2013: When Chorus faced potential failure
Editor's Note: In late 2013, New Zealand’s Ultra-Fast Broadband (UFB) rollout hit a wall when a Commerce Commission ruling threatened Chorus’s financial viability. This post merges five reports filed during that period, documenting the interactions between the network provider, the regulator and the government.
November 6: Chorus heads to the high court
Chorus turned to the High Court to challenge the Commerce Commission’s ruling on copper broadband pricing. At the heart of the matter is a "benchmarking" decision that Chorus claims doesn't align with the government’s policy of transitioning to fibre.
CEO Mark Ratcliffe argues the company has a duty to its shareholders to explore every option. To bolster its case, Chorus called on former Telecommunications Commissioner Dr. Ross Patterson, who points out a fundamental flaw: the current regulatory framework is designed to encourage competition, yet the UFB model acknowledges that the access network is a natural monopoly.
These two frameworks, he argues, cannot co-exist efficiently.
November 19: Could the UFB build be at risk?

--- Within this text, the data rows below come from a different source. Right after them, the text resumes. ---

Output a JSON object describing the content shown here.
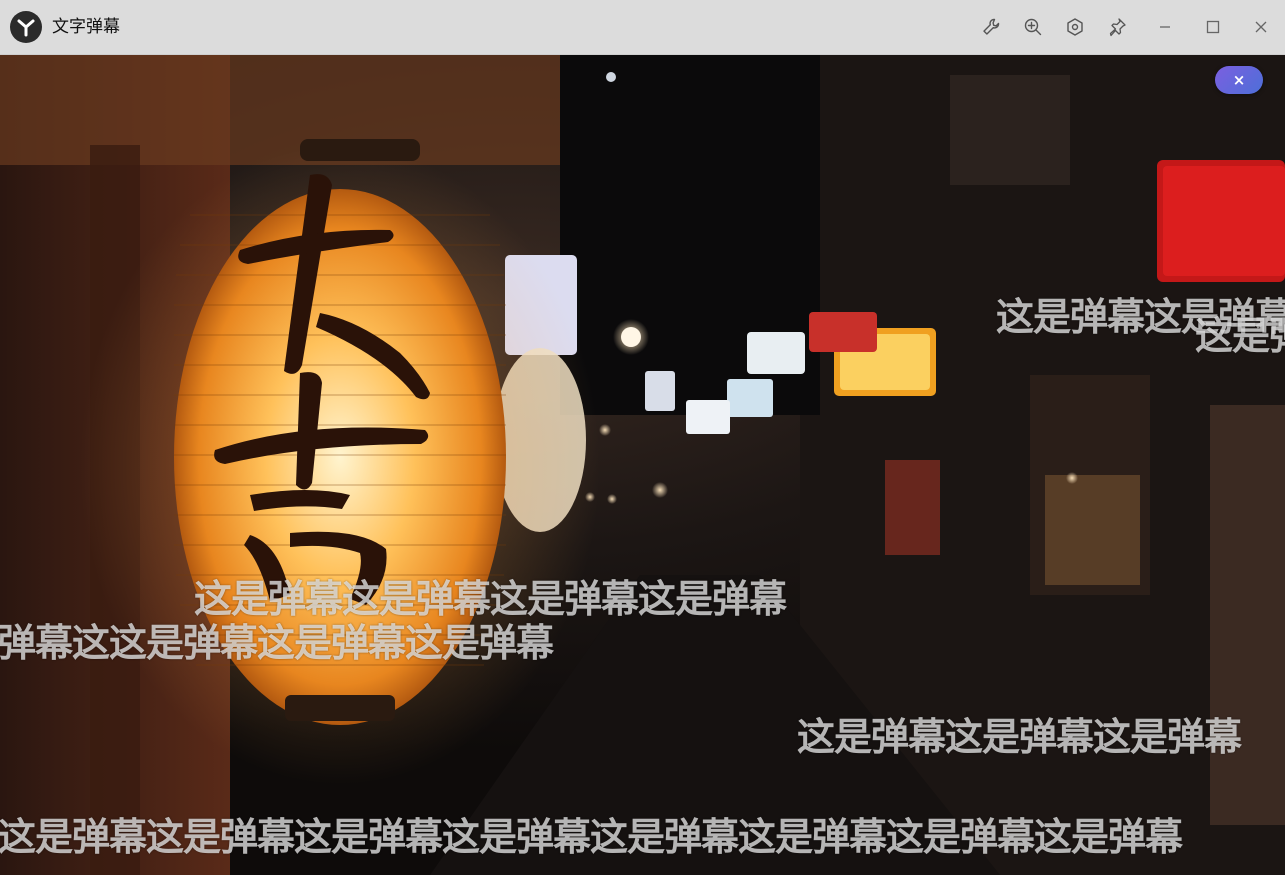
{
  "window": {
    "title": "文字弹幕",
    "icons": [
      "app-logo-icon",
      "wrench-icon",
      "zoom-in-icon",
      "hex-settings-icon",
      "pin-icon",
      "minimize-icon",
      "maximize-icon",
      "close-icon"
    ]
  },
  "overlay": {
    "close_label": "×"
  },
  "danmu": [
    "这是弹幕这是弹幕",
    "这是弹",
    "这是弹幕这是弹幕这是弹幕这是弹幕",
    "弹幕这这是弹幕这是弹幕这是弹幕",
    "这是弹幕这是弹幕这是弹幕",
    "这是弹幕这是弹幕这是弹幕这是弹幕这是弹幕这是弹幕这是弹幕这是弹幕"
  ],
  "colors": {
    "titlebar": "#dcdcdc",
    "accent_start": "#7b5fe0",
    "accent_end": "#4d6fd8"
  }
}
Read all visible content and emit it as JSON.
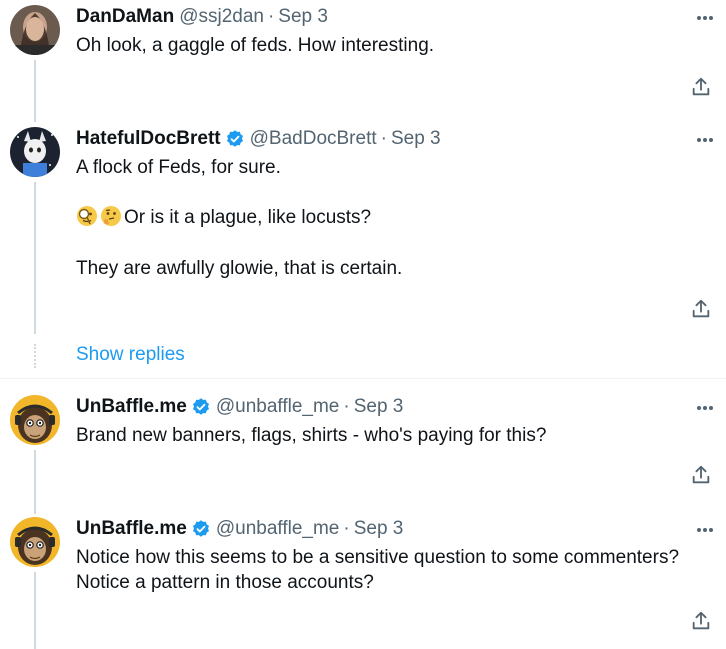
{
  "tweets": [
    {
      "name": "DanDaMan",
      "handle": "@ssj2dan",
      "separator": "·",
      "date": "Sep 3",
      "verified": false,
      "lines": [
        "Oh look, a gaggle of feds. How interesting."
      ]
    },
    {
      "name": "HatefulDocBrett",
      "handle": "@BadDocBrett",
      "separator": "·",
      "date": "Sep 3",
      "verified": true,
      "lines": [
        "A flock of Feds, for sure.",
        "Or is it a plague, like locusts?",
        "They are awfully glowie, that is certain."
      ]
    },
    {
      "name": "UnBaffle.me",
      "handle": "@unbaffle_me",
      "separator": "·",
      "date": "Sep 3",
      "verified": true,
      "lines": [
        "Brand new banners, flags, shirts - who's paying for this?"
      ]
    },
    {
      "name": "UnBaffle.me",
      "handle": "@unbaffle_me",
      "separator": "·",
      "date": "Sep 3",
      "verified": true,
      "lines": [
        "Notice how this seems to be a sensitive question to some commenters?",
        "Notice a pattern in those accounts?"
      ]
    }
  ],
  "show_replies": "Show replies",
  "icons": {
    "more": "more-icon",
    "share": "share-icon",
    "verified": "verified-badge-icon",
    "emoji_1": "magnifier-emoji-icon",
    "emoji_2": "thinking-face-emoji-icon"
  },
  "colors": {
    "accent": "#1d9bf0",
    "secondary_text": "#536471",
    "thread_line": "#cfd9de"
  }
}
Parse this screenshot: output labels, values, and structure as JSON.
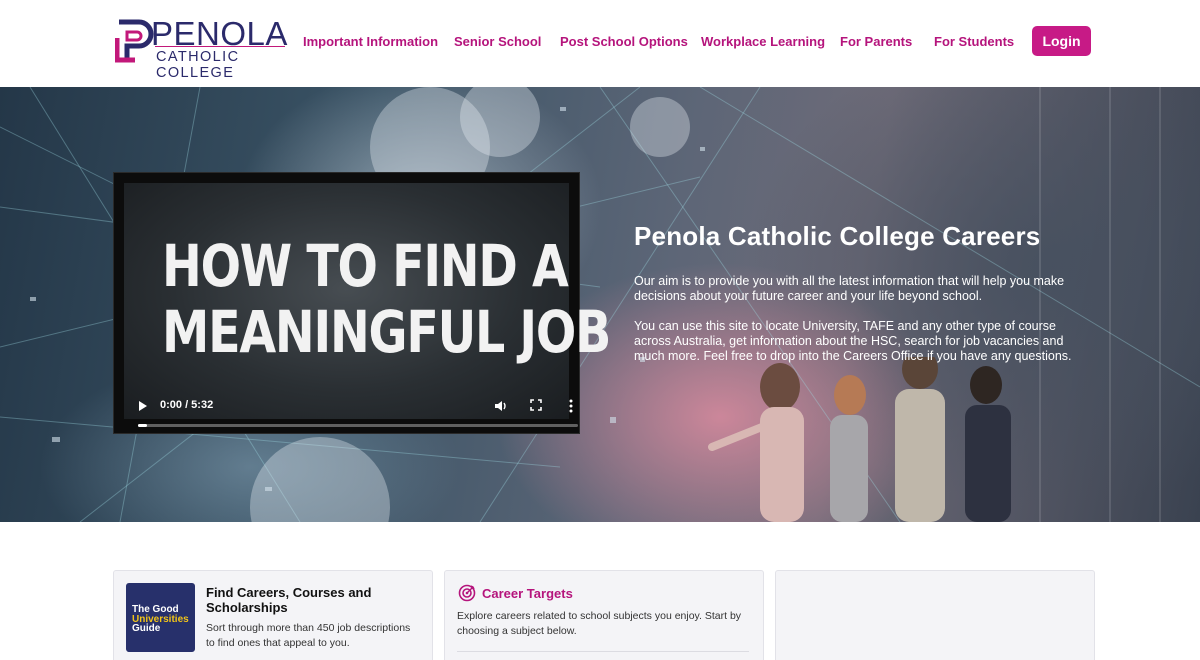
{
  "brand": {
    "name": "PENOLA",
    "subtitle": "CATHOLIC COLLEGE",
    "primary_color": "#c71a86",
    "navy_color": "#2b2a6b"
  },
  "nav": {
    "items": [
      {
        "label": "Important Information"
      },
      {
        "label": "Senior School"
      },
      {
        "label": "Post School Options"
      },
      {
        "label": "Workplace Learning"
      },
      {
        "label": "For Parents"
      },
      {
        "label": "For Students"
      }
    ],
    "login_label": "Login"
  },
  "hero": {
    "title": "Penola Catholic College Careers",
    "paragraphs": [
      "Our aim is to provide you with all the latest information that will help you make decisions about your future career and your life beyond school.",
      "You can use this site to locate University, TAFE and any other type of course across Australia, get information about the HSC, search for job vacancies and much more. Feel free to drop into the Careers Office if you have any questions."
    ],
    "video": {
      "title_line1": "HOW TO FIND A",
      "title_line2": "MEANINGFUL JOB",
      "time": "0:00 / 5:32",
      "progress": 0.02,
      "icons": [
        "play-icon",
        "volume-icon",
        "fullscreen-icon",
        "more-options-icon"
      ]
    }
  },
  "cards": [
    {
      "badge_lines": [
        "The Good",
        "Universities",
        "Guide"
      ],
      "title": "Find Careers, Courses and Scholarships",
      "text": "Sort through more than 450 job descriptions to find ones that appeal to you."
    },
    {
      "icon": "target-icon",
      "title": "Career Targets",
      "text": "Explore careers related to school subjects you enjoy. Start by choosing a subject below."
    },
    {}
  ]
}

As the legal showdown brewed, Communications Minister Amy Adams called for an independent review from Ernst & Young (EY) to see if Chorus can actually finish the job. With Chorus holding the lion’s share of UFB contracts, including the critical Auckland build, the stakes for the wider New Zealand economy are high.
However, the risk to businesses might be less than the headlines suggest.
By the time the copper price changes at the end of 2014, roughly 75 percent of business areas should already be connected.
Even in a worst-case scenario where Chorus "pulls the plug," these business areas are a lucrative enough opportunity that another commercial builder would likely step in. The real concern lies with residential connections and the remote workers who rely on them.
December 9: Nuclear Option and the worst-case scenario
What happens if Chorus fails?
Last week, TUANZ CEO Paul Brislen wondered out loud about Chorus going for the "nuclear option”. The idea is that if the company sticks to the letter of the law, copper internet connections could slow to a crawl.
He has a point. Yet this is not even the worst thing that could happen.
Chorus is the private owner of the most important parts of the national telecommunications infrastructure: the copper network, cabinets, exchanges, and national transport fibre. It is responsible for around 1.8 million phone lines—roughly 90 percent of New Zealand’s fixed-line connections.
This is a national, strategic asset, as vital to our economy as roads or water. If Chorus were to go bust tomorrow, say it couldn’t pay its bills and power companies stopped supplying electricity to the company network or repair crews stopped fixing faults, New Zealand’s economy would grind to a halt.
While Prime Minister John Key’s recent warnings about this risk may have been dismissed as scaremongering, subsequent events have done little to repair investor confidence.
Last week’s report from Ernst & Young suggests the company is at genuine risk of not meeting its contractual commitments. No one is panicking yet, but the "unthinkable" is now on the table.
December 16: The Ernst & Young Report Hits the Fan
The government-commissioned Ernst & Young report into Chorus’s accounts has landed and it paints a grim picture.
According to the report, Chorus faces a $1 billion funding gap between now and 2020.
Chorus CEO Mark Ratcliffe has come out swinging, describing the report as "flawed" and "extraordinarily conservative." His frustration is clear: he argues that EY has ignored some of the company’s potential ways to mitigate the shortfall.
Meanwhile, Telecom NZ isn't sitting quietly. It has warned that the uncertainty is hitting its margins and could lead to a price war or worse: a lack of investment in new services. The report confirms that the gap is real, but the argument now is over exactly how big that hole is and who is responsible for filling it.
December 20: Political fallout
Political reaction to the EY report has been swift. Labour’s communications spokesperson, Clare Curran, is calling the report’s methodology into question. She argues that the report was "framed" to give the government the answers it wanted to hear.
Curran’s main point of contention is that the report assumes Chorus cannot make any more savings or find other ways to bridge the gap without government help.
She has warned of a "work to rule" scenario where Chorus does the bare minimum to meet its contract while the network degrades. This echoes Paul Brislen’s nuclear option outlined in the December 9 story above.
From Curran's perspective, the government and Chorus are in a standoff where the public's connectivity is being used as a bargaining chip.
While the industry bickers over $1 billion shortfalls and EBITDA margins, the political reality is that the UFB rollout—the government's flagship infrastructure project—is now on shaky ground.